Long time no whole problem, not without good title, just lazy too lazy too lazy ... Hurriedly tidy up a few questions to mend your own sins ...
Description
Bo is a ' life Winner '. He likes playing chessboard games with his girlfriend G.
The size of the chessboard is NXM. The top left corner is numbered (all) and the lower right corner is Numberd (n,m).
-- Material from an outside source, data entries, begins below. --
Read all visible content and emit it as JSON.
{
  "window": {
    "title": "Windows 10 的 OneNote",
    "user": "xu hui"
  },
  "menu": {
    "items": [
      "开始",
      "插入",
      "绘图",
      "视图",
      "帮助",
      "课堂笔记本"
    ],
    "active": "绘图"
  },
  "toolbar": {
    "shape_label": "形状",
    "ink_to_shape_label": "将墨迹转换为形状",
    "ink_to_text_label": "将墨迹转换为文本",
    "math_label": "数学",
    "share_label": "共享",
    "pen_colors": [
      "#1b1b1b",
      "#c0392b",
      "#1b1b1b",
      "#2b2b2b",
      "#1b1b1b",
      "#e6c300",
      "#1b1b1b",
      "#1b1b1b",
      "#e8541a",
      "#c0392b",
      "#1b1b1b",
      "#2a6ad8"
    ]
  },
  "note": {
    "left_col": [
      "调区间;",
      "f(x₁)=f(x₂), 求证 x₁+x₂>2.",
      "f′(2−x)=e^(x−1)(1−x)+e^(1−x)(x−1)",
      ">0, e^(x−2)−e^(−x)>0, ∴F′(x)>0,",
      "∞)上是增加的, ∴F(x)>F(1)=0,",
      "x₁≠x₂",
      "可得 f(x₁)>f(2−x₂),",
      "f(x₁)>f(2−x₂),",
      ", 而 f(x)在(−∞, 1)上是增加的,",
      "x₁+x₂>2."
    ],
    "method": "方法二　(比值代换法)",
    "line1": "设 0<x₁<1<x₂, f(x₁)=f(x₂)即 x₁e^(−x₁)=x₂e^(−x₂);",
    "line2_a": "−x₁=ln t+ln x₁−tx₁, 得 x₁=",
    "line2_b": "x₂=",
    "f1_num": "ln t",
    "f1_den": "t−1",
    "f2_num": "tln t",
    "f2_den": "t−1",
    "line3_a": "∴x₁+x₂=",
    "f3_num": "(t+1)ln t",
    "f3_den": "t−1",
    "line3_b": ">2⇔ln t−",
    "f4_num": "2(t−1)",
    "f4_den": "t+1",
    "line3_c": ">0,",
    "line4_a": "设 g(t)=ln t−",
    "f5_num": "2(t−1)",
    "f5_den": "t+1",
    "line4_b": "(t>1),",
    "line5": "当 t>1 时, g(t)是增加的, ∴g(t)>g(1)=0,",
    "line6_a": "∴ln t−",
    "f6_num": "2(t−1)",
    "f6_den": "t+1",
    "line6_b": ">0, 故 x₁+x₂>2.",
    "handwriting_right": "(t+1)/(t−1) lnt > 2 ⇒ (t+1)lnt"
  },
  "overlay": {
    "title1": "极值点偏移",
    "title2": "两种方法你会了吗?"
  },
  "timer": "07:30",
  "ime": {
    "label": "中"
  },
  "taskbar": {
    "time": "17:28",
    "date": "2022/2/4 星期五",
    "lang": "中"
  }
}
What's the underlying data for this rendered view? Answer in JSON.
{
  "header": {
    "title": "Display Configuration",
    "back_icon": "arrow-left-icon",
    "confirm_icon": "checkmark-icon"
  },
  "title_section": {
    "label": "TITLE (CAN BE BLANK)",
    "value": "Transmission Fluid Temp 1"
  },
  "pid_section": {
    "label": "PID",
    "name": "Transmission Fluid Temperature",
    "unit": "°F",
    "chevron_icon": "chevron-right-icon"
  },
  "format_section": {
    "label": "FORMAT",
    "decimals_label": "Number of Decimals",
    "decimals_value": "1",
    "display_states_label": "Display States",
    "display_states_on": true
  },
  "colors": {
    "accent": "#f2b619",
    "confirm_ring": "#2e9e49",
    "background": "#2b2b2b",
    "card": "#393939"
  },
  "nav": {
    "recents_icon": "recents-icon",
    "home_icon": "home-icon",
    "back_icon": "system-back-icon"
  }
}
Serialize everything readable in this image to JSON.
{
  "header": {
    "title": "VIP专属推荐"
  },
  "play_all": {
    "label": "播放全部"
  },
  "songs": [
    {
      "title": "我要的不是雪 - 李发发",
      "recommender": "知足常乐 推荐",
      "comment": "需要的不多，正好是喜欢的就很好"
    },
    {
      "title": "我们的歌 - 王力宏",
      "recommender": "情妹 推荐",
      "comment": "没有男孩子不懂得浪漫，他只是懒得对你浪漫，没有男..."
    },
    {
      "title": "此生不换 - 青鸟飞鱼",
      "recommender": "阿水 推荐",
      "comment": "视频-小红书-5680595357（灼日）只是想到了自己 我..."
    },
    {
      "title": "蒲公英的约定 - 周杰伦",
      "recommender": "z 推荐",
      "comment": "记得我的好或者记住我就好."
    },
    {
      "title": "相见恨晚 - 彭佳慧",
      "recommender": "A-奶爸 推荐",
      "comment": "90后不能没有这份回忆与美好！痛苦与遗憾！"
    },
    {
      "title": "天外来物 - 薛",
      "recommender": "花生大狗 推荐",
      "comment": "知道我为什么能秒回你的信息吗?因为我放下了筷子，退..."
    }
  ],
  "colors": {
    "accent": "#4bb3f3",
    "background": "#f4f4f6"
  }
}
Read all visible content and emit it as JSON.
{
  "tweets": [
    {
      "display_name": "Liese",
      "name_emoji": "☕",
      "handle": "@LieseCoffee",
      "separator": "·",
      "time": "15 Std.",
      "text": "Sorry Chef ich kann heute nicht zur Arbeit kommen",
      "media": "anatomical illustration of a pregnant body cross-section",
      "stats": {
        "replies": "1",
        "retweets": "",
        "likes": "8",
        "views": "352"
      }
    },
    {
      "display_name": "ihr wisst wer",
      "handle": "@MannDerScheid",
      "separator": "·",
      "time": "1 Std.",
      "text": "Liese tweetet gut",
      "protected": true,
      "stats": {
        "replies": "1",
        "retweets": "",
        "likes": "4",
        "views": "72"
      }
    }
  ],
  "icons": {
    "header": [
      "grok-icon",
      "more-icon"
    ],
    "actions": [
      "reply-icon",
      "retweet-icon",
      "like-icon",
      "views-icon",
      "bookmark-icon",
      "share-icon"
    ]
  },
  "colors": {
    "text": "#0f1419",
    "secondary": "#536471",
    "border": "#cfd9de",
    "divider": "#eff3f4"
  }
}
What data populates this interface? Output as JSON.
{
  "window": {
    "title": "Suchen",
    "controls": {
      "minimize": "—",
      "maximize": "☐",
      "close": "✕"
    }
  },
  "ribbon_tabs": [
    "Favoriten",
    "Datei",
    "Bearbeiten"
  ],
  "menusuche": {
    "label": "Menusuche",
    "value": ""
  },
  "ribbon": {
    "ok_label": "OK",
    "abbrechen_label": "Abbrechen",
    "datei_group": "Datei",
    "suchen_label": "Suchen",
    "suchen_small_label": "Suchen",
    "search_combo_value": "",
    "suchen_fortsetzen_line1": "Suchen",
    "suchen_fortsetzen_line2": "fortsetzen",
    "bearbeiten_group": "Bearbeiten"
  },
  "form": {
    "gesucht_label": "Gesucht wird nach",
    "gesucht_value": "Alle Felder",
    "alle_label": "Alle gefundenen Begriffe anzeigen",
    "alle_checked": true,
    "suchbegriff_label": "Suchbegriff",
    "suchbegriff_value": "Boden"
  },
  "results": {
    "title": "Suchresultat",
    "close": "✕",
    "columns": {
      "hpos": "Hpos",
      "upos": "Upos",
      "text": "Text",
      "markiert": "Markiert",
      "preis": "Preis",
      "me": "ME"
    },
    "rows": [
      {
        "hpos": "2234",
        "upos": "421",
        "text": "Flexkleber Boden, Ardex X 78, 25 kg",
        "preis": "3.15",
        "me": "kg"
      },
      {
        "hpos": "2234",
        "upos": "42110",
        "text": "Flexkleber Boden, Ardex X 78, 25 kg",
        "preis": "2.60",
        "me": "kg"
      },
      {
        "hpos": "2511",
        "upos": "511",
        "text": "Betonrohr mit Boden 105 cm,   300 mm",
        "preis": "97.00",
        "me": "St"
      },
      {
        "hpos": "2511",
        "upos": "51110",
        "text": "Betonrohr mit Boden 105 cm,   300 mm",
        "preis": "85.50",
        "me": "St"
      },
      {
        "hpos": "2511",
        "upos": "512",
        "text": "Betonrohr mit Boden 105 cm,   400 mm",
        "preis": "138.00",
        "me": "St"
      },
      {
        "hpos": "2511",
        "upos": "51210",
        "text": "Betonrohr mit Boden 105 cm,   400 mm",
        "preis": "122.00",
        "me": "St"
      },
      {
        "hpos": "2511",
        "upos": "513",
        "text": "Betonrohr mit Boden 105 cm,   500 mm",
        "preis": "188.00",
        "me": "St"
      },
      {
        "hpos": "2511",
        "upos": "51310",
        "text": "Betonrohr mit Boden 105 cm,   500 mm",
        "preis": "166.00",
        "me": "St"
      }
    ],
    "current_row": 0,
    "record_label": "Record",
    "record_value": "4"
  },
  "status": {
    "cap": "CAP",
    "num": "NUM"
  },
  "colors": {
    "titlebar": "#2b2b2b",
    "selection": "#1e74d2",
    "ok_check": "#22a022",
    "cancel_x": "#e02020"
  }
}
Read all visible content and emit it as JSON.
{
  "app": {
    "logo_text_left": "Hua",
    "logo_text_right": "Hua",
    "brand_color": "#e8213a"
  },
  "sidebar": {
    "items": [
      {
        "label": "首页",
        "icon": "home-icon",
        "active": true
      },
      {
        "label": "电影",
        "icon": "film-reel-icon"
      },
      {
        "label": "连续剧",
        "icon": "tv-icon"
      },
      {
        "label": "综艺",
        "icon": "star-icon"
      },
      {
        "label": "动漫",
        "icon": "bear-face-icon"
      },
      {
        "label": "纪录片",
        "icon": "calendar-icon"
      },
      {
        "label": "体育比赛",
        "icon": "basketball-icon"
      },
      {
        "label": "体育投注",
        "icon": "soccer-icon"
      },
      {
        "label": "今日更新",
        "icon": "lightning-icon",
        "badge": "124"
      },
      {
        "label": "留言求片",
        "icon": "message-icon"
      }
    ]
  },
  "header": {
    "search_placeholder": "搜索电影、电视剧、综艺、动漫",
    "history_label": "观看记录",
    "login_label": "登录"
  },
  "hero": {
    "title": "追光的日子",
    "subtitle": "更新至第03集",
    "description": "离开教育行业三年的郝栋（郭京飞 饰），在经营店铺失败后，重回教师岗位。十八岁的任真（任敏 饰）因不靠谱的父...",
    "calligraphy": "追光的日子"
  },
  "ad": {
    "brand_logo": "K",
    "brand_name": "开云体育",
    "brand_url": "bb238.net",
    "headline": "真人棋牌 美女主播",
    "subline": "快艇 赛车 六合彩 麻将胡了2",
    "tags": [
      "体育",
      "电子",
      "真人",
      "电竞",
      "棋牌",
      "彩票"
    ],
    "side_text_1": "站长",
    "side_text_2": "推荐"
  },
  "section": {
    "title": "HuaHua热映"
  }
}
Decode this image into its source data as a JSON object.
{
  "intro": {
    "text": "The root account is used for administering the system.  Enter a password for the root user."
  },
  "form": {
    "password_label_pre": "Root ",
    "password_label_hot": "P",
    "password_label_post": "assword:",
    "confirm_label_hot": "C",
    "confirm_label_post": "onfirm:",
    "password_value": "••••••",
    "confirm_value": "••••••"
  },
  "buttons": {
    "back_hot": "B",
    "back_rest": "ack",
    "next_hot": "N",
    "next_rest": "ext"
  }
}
For each game,bo and G take turns moving a chesspiece (Bo first). At First,the Chesspiece are located at (.) And the winner is the person who first moves the chesspiece to (n,m). At one point,if the chess can ' t is moved and it isn ' t located at (n,m), they end in a draw.
In General,the Chesspiece can is only is moved right or down. Formally,suppose It is located at (x, y), it can be moved to the next point -Y -) only if X -≥x and Y -≥y. Also it can ' t be moved to the outside of chessboard.
Besides,there is four kinds of chess (they has movement rules respectively).
1.king.
2.rook (Castle).
3.knight.
4.queen.
(The movement rule is as same as the chess.)
For each type of chess,you should find out, who would win the game if they both play in an optimal strategy.
Print the winner ' s name ("B" or "G") or "D" if nobody wins the game.
Inputin The first line,there is a number T as a case number.
In the next T Lines,there is three numbers type,n and M.
"Type" means the kind of the chess.
T≤1000,2≤n,m≤1000,1≤type≤4outputfor each Question,print the answer. Sample INPUT4 1 5 5 2 5 5 3 5 5 4 5 5Sample outputg G D B Test Instructions:N*m's chessboard, a piece to go from the upper left corner (0,0) to the lower right corner, two people take turns moving, who moves to the last step who wins, move the rules as follows, there are four kinds of pieces:1 King Kings Right, down, or right down one pane2, Castle the car to the right, or downward move any lattice3, Knight Horse to 2*3 the other corner of the matrix movement4. Queen Queen move to any position of the same row, column, SlashIdeas:
It is obvious that this is a game topic. He was fortunate to have four pieces, respectively, corresponding to four kinds of way, that is, four games together.
The chessboard as two piles of stone, chess pieces to move to take is two piles of stone, who first take who wins, a heap of stones n-1, a pile of m-1.
Analyze four kinds of games separately
1 King Kings to the right, down, or down to the right to move a grid, simplifying into a pebble the problem is that you can take one (right, down) or one in both piles (right down). Finally take (0,0) that is very obvious, the end result is even, each even can only become odd even, even odd, Kiki, however, these three can be once into even. So there is the answer, who face the situation of even the people who lose, the other side as long as to keep him in the face of the occasional situation can be guaranteed to take away the last stone. This is for n-1 and m-1, for N,m is when n,m are odd when the first person to face the inevitable, or the first person to win.
2, Castle car to the right, or downward move any lattice, simplifying into a stone problem is to remove any one from a heap, simple NIM game can be solved. The same can be understood as the beginning of the guarantee and the end point on a diagonal, must be the initiator win, so the winning strategy is to move to the diagonal-but if the beginning is a square, then the initiator must be defeated.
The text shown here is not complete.